Editorial: A boost of transparency in Loveland

Reporter-Herald (Loveland): A few months ago, this column chided the transparency efforts in the city of Loveland, noting that surrounding jurisdictions had opened up so far as to allow any interested resident to peruse the emails received and sent from elected officials from the leisure of their own homes.

In Loveland, it was quite different. To access emails from public officials, a person would have to make an appointment with the city clerk, who would then have the task of going through the messages to ensure no privileged communications (such as with the city attorney to obtain legal advice, or about pending business deals that could alter the marketplace) made it to the public.

Last week, however, the city launched its version of email transparency, through the third-party provider Global Relay. There’s still some hoops to jump through with user names and passwords — unlike Larimer County, in which the link to commissioners’ emails is a seamless portion of the county’s website. But once a user gets to the site, the wide world of City Council email is available for view.

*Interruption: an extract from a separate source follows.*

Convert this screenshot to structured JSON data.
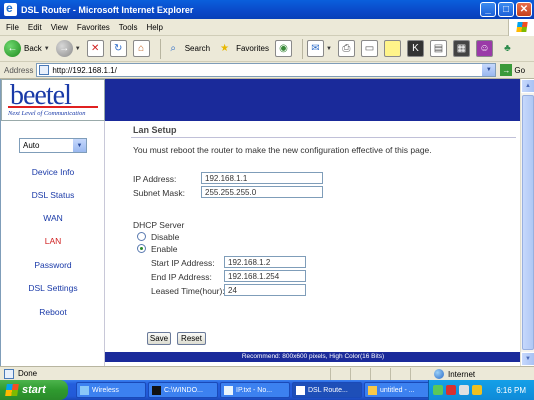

Mostly, it’s boring, too. Emails among councilors about when to schedule a meeting can create a thread a dozen messages long. Emails from county officials or officials from other cities about their projects pop up with regularity.

However, sometimes an issue arises in a City Council email that is neither mundane nor external to the city.

For instance, an email on Sunday night from City Councilor Don Overcash to other members of the City Council admonished the Reporter-Herald for allowing online readers of the publication to leave story comments without leaving their names. In his official capacity as a public servant, he requested each of his fellow councilors to effect change in the private, independent business that offers news coverage of the city — and whose readers are sometimes critical of council actions.